Гренадерша благодушно махнула рукой:
– А! Перерастет! Повзрослеет, наберется ума-разума – и хорошенького понемножку такая же, как и мы.
– Это точно. Мой деревня тоже знаешь чего учудил? Приходит как-то с школы, и прямо с порога: «А знаешь, папа, что в придачу мира, в котором мы живем, существуют еще и другие миры?» Вона? Ну, я и спрашиваю у него: «И где же это твоя милость таких глупостей нахватался? А он мне: «Мальчишки на переменке сказывали». Допустим, я ему, естественно, и объясняю, что никаких миров, кроме нашего, пропал и быть не может. А он мне в ответ знаешь ась?? А откуда же, говорит, тогда берутся мутанты? И ты знаешь, Матвеевна, я в затейщик момент даже и не нашелся, что ему провещать!
– О-хо-хо! Дети-дети! И что с них возьмешь? – радостно заметила великанша. – Мы тоже когда-то такими были – верили в сказки и всякую прочую ламбада. А вот теперь поумнели.
– Да,– со вздохом умудренного жизнью человека, проговорил Дубович. – А видишь так вот задуматься, Матвеевна… Живешь-живешь на этом свете – а пользу кого чего живешь, зачем живешь – и сам не ведаешь. Одна не менее и прелесть в этом долбаном мире – так это выпить, ну да пожрать от пуза.
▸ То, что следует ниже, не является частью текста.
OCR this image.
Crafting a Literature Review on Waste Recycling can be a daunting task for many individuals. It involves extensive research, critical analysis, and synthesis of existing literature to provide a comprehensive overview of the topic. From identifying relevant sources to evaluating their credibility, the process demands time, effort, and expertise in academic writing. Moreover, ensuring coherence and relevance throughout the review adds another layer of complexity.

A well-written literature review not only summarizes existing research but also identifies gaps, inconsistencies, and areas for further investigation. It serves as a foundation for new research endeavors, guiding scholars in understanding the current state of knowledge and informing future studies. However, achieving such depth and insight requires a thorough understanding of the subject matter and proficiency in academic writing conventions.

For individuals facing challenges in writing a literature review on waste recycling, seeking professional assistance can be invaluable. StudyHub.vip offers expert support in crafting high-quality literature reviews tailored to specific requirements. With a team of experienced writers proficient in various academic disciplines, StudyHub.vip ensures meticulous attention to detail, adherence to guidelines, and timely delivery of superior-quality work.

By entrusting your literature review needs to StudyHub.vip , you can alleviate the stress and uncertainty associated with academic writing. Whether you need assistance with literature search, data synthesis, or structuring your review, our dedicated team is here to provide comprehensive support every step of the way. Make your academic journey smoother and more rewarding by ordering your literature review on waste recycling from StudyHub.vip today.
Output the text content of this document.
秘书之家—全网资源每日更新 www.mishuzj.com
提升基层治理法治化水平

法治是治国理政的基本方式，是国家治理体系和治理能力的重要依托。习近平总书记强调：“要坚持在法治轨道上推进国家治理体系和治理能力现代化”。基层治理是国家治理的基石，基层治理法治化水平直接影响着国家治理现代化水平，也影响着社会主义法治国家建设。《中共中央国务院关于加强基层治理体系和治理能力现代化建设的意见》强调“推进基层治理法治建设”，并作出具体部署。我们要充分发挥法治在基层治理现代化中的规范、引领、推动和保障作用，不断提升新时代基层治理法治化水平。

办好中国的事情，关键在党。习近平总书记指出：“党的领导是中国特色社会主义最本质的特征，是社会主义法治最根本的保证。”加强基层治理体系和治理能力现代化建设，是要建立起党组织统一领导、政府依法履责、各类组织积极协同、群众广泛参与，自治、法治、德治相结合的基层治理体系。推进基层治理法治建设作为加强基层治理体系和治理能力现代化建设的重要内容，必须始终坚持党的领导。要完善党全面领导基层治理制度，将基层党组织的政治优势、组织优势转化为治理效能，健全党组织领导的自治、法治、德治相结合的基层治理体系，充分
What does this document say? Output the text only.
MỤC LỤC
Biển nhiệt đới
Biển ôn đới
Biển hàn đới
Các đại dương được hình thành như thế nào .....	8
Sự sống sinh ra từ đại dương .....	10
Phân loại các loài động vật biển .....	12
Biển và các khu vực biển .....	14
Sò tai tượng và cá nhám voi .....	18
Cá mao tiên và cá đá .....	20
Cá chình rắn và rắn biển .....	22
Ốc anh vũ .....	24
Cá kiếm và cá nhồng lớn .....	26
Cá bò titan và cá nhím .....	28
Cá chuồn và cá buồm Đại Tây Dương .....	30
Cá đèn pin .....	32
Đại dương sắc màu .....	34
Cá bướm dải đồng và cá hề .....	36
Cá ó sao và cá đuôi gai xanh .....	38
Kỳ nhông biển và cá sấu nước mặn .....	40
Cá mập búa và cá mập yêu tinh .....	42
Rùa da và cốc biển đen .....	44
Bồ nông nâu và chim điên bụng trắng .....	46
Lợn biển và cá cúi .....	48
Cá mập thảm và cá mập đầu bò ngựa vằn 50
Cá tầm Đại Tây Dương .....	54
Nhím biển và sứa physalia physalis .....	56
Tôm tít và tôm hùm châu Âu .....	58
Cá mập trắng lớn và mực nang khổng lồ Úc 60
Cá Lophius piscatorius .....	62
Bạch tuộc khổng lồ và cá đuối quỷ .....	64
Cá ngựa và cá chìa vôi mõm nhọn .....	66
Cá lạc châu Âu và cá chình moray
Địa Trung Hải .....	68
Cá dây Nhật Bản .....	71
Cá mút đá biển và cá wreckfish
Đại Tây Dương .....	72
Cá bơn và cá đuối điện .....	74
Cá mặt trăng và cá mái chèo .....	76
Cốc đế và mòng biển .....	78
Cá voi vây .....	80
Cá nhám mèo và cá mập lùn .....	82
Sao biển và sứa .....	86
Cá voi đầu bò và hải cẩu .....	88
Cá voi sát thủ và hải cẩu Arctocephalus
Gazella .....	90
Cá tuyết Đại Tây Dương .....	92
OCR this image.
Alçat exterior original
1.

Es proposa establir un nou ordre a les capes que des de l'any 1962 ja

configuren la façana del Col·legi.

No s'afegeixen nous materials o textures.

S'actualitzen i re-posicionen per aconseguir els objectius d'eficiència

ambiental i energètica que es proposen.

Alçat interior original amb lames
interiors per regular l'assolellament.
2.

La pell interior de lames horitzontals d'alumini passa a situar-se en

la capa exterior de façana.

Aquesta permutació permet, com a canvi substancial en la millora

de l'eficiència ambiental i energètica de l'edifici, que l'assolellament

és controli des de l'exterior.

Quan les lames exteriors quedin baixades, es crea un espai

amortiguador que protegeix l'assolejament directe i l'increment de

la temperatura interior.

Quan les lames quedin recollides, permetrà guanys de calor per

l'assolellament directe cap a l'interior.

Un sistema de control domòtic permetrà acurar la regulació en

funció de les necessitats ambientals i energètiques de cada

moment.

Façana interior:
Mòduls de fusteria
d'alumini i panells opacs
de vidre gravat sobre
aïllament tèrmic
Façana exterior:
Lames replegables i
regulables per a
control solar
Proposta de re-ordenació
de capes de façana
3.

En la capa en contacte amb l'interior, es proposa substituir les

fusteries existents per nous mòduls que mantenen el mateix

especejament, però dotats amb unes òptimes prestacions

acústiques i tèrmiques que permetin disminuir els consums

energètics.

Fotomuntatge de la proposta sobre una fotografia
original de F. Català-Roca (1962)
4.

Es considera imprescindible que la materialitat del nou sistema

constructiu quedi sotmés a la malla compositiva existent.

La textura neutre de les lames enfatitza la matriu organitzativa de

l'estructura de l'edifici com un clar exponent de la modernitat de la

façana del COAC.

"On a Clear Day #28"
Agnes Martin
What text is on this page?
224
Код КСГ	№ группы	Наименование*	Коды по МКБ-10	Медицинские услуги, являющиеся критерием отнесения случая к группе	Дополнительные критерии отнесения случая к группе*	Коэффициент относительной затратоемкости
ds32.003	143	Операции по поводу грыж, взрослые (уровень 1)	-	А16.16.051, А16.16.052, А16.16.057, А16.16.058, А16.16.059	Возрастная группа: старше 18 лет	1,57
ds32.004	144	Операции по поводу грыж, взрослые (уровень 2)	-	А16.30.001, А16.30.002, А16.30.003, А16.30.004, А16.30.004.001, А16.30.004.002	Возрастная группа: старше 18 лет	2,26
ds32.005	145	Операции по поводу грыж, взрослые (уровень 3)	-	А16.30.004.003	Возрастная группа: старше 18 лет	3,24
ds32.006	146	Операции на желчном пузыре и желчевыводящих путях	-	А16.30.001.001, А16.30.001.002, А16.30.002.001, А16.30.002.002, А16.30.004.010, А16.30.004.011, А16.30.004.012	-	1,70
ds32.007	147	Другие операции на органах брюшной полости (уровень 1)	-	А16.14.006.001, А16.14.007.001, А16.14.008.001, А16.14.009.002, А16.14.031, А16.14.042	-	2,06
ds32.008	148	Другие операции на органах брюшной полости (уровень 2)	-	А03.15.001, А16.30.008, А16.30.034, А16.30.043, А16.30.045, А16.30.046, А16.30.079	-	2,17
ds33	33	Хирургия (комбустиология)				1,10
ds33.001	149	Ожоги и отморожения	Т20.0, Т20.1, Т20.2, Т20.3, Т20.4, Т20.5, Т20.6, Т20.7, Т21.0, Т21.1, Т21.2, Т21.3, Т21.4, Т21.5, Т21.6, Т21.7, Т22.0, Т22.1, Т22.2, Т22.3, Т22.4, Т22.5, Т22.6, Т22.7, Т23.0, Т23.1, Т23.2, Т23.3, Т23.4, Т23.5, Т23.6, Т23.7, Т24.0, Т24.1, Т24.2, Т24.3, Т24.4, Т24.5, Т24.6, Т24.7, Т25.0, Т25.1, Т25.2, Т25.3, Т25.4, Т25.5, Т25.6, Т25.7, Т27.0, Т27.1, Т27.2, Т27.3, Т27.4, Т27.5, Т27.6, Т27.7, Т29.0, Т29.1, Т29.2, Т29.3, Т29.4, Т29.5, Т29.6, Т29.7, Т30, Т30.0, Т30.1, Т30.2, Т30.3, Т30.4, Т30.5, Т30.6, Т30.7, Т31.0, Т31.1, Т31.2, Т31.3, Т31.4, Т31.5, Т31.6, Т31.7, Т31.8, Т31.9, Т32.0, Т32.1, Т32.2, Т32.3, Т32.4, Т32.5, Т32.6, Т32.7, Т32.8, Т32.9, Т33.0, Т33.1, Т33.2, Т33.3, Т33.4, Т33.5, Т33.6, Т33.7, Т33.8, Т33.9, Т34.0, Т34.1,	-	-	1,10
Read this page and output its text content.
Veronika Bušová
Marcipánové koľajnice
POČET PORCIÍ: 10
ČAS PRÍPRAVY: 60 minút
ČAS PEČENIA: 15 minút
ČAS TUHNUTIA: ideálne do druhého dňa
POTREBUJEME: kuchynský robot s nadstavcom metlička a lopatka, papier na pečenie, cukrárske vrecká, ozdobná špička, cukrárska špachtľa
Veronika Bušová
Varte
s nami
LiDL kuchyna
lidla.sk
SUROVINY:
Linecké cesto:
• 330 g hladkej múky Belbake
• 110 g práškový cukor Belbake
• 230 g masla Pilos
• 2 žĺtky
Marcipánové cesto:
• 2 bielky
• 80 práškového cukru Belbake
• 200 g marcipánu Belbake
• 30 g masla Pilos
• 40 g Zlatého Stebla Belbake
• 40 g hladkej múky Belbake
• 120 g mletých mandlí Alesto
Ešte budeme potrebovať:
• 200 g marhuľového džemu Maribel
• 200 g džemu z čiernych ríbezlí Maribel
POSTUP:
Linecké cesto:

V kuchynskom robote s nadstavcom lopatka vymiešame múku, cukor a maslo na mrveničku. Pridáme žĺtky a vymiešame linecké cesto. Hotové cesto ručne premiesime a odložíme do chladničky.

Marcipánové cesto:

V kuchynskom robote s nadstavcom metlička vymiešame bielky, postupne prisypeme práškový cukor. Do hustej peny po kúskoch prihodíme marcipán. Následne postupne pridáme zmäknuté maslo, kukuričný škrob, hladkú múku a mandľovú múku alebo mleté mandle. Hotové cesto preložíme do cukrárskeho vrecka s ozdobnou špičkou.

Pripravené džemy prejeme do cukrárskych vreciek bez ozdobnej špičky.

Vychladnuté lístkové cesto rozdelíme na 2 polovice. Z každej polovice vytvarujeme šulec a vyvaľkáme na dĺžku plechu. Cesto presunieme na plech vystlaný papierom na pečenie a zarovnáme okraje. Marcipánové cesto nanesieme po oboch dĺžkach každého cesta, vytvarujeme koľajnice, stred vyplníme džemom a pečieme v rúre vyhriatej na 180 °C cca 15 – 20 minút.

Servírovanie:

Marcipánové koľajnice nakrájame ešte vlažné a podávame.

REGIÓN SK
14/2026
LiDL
– А время как летит? – вставила великуша. – Ой-ей! Словно на крыльях!
– И не говорите. Вторично вчера, казалось, за девками бегал – а не успел оглянуться, и сейчас, бляха-муха, на остров Морро пора!
– А куда ж как ветром сдуло? Все там будем,– сказала Матвеевна. – Призовет труба – и двинемся в излишек, как миленькие.
И в этот момент Конфеткин принял решение. Симпатия бесшумной тенью приблизился к приоткрытой двери.
– И сколько не крутись в этом свете – а конец у всех один,– разглагольствовал титан. – Начинай, ладно, Матвеевна, я пойду. Приятно было пообщаться с умным человеком. А так мне еще надо к Лехе из третьего подъезда зайти на огонек, пока он никуда не смылся.
– А зачем он тебе?
– Алло вот, хочу своего цербера свести к его крале бери случку. А то он без мадам уже совсем озверел. Видала, наподобие на твоего кидался?
Поболтав еще немного, Титаны разошлись, и Конфеткин оглядка выскользнул из приоткрытой двери. Пригибаясь к земле, он побежал следовать великаншей. Никем не замеченный, он догнал солдата, выхватил изо ножен меч и перерубил поводок. Затем вложил меч в ноженки и махнул рукой освобожденному пленнику, призывая его следовать внешне. Он устремился к сараю. Солдат побежал за ним. Гренадерша, почувствовав, что поводок ослабел, оглянулась. Она увидела, что солдат убегает от нее вслед за каким-в таком случае малышом в рыцарских доспехах. В первый момент она остолбенела ото неожиданности, а потом завопила:
– Дубович! Дубович!
Великан оглянулся.
– Смотри-ка Дубович! – потрясая перерезанным поводком, ревела великанша. – Муж Цезарь убегает!
Заметив беглецов, титан поднял с тротуара верешок кирпича и размахнулся. Просвистев над головой Конфеткина, кирпич муто шмякнулся в землю. В следующий миг рыцарь уже проскочил в приоткрытую дверца сарая. За ним влетел солдат. Мгновенно оценив ситуацию и поняв, будто рослый воин вряд ли сумеет пролезть в щель, ведущую для пустырь, Конфеткин воскликнул:
– Прыгай в бидон, и ожидай меня на этом месте! А я попробую поиграть с ними в прятки!
У сарая уже слышался шум – казалось, то бежало стадо носорогов. Солдат проворно влез в Вотан из пустых бидонов, Конфеткин набросил на его горловину тряпку и устремился к задней стене. Дверца распахнулась. В проеме показалась исполинская фигура Дубовича. За его плечом маячила Матвеевна.
– Вона они где! – вскричала великанша, заметив рыцаря. – Держи!
Конфеткин юркнул в окоп задней стены. За его спиной о стену грохнул конкремент. Рыцарь, не оглядываясь, припустил к пустырю.